# Goats per Acre



## GoldenSeal (Sep 14, 2010)

Anyone know how many goats you should own per acre? I have nine acres with ten goats. I have probably five acres in bush so the goats kind of neglect the hay put out in the spring/summer/fall. I know with cattle it's 1 per acre. I want about 12-15 does, 3 bucks, and 3-6 FF's eventually.


----------



## SDK (Jun 26, 2008)

that's more than enough room for the animals you want to have


----------



## StaceyRosado (Oct 5, 2007)

I agree. You can do like 6 standard size goats per acre if you are relying on pasture alone to keep them fed, more goats if you are feeding hay as their full diet.


----------



## GoldenSeal (Sep 14, 2010)

The don't touch the hay in the warmer months, I've tried to get them to eat it. I just let them roam my property because I don't have fencing. I CANNOT wait to get it next year, sheesh they're annoying sometimes. They like to sit right in front of the RV and yell when *they* think it's time to milk.

Thanks for the replies. I was hoping that I would have enough for them. I like them to have a ton of space to roam.


----------



## FunnyRiverFarm (Sep 13, 2008)

GoldenSeal said:


> The don't touch the hay in the warmer months, I've tried to get them to eat it. I just let them roam my property because I don't have fencing.

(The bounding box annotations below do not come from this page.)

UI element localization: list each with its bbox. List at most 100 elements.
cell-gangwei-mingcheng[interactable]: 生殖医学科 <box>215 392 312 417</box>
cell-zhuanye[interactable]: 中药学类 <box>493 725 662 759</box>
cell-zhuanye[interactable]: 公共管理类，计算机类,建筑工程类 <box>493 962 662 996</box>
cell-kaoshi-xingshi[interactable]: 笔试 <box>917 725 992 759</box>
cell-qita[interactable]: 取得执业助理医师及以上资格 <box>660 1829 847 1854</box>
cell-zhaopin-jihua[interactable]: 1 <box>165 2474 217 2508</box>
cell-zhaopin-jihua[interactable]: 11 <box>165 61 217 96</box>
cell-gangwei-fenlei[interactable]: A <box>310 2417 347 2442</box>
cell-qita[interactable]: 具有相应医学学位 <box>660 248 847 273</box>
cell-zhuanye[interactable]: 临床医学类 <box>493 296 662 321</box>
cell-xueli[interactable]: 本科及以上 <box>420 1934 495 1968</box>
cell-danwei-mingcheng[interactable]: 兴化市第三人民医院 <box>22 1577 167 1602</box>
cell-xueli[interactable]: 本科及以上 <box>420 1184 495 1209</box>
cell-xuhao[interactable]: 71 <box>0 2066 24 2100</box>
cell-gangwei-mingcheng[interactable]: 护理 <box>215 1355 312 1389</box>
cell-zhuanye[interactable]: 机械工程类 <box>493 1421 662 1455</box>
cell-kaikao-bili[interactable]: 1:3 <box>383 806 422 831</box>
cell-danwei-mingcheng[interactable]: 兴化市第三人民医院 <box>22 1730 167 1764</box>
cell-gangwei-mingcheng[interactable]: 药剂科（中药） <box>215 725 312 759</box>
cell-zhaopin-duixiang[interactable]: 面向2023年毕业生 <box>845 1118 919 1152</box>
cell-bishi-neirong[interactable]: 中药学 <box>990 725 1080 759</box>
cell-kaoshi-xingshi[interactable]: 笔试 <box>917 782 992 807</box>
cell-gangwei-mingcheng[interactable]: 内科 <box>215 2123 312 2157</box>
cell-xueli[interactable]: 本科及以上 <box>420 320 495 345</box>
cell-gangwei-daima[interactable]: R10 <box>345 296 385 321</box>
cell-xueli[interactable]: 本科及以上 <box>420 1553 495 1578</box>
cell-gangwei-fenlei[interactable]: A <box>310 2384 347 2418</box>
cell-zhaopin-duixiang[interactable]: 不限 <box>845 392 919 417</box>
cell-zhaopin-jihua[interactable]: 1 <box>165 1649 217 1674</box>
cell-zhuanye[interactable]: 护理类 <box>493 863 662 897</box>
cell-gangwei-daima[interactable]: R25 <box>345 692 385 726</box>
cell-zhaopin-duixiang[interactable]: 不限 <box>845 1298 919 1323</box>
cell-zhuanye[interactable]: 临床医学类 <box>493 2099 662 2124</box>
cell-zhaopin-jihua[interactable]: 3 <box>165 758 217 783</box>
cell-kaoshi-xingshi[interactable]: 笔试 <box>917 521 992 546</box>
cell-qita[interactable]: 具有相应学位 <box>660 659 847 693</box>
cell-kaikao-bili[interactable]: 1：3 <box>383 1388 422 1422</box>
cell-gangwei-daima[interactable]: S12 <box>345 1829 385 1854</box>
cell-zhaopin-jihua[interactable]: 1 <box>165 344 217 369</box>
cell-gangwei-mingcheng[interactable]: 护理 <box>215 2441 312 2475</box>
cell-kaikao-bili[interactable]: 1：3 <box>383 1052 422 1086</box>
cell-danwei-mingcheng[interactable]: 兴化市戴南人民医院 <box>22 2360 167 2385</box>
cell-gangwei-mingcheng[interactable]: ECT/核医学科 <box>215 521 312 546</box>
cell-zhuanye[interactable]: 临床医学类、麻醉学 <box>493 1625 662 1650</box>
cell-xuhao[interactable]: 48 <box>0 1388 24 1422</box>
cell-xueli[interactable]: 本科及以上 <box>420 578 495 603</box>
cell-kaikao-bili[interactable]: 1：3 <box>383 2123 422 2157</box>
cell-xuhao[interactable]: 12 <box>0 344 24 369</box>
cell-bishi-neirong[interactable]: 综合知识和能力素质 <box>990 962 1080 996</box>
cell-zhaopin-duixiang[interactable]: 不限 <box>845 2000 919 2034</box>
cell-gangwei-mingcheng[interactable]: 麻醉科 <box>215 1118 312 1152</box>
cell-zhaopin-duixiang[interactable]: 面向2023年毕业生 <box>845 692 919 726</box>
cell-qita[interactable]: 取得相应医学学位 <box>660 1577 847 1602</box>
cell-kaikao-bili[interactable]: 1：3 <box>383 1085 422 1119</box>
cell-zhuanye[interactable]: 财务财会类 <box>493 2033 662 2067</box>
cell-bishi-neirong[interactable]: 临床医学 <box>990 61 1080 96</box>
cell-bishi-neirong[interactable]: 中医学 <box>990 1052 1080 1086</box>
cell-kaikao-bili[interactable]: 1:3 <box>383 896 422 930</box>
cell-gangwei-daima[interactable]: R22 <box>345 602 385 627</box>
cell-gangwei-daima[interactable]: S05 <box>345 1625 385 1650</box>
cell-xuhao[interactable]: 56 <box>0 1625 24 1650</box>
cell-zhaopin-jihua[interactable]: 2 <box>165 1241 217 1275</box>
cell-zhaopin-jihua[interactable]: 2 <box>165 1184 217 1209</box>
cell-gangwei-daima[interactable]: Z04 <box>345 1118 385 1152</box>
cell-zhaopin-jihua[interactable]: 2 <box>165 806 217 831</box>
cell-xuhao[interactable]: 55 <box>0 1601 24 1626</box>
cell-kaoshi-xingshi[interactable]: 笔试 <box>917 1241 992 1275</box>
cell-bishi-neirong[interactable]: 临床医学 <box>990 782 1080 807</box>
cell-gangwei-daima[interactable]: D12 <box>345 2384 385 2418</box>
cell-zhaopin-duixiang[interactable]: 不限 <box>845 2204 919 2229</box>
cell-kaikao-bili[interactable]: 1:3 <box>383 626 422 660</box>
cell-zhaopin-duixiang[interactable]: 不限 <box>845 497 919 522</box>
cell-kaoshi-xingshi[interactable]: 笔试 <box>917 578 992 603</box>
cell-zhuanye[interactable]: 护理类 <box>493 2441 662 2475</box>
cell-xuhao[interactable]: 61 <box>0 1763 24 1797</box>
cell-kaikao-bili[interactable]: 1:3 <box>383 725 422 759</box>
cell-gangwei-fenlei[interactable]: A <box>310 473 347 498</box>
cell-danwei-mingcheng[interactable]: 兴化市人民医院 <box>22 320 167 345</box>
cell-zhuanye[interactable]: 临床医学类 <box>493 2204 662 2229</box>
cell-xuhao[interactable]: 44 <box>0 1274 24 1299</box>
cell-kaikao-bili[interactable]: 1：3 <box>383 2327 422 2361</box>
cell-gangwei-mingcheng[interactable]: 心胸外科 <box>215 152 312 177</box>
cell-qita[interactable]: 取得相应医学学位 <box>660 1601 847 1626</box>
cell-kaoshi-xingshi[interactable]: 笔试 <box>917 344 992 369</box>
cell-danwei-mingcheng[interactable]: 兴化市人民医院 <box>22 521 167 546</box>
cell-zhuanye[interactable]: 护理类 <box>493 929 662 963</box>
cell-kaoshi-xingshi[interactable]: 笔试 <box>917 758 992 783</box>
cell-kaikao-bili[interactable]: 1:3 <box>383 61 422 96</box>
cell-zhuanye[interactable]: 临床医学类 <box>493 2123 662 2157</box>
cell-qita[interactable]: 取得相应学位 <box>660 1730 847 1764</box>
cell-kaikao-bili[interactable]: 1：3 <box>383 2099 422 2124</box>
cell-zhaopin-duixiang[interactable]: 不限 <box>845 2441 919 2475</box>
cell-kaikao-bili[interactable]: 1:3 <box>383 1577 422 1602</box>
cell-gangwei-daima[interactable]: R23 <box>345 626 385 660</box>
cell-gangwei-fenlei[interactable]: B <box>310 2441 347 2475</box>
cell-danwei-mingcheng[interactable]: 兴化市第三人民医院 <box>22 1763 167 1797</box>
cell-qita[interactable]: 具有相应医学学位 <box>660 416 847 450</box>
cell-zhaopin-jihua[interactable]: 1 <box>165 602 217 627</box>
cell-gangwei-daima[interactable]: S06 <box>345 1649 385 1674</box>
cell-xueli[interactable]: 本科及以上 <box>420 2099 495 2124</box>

Well, that figures! My 6 goats have over 20 acres to browse and they still want hay! LOL!


----------



## Oat Bucket Farm (Dec 14, 2009)

I don't have even one full acre and I have three goats, so you should be fine.


----------



## GoldenSeal (Sep 14, 2010)

I'll probably have have 20-30 goats at the most. I can't wait until I get my herd expanding! So exciting!!


----------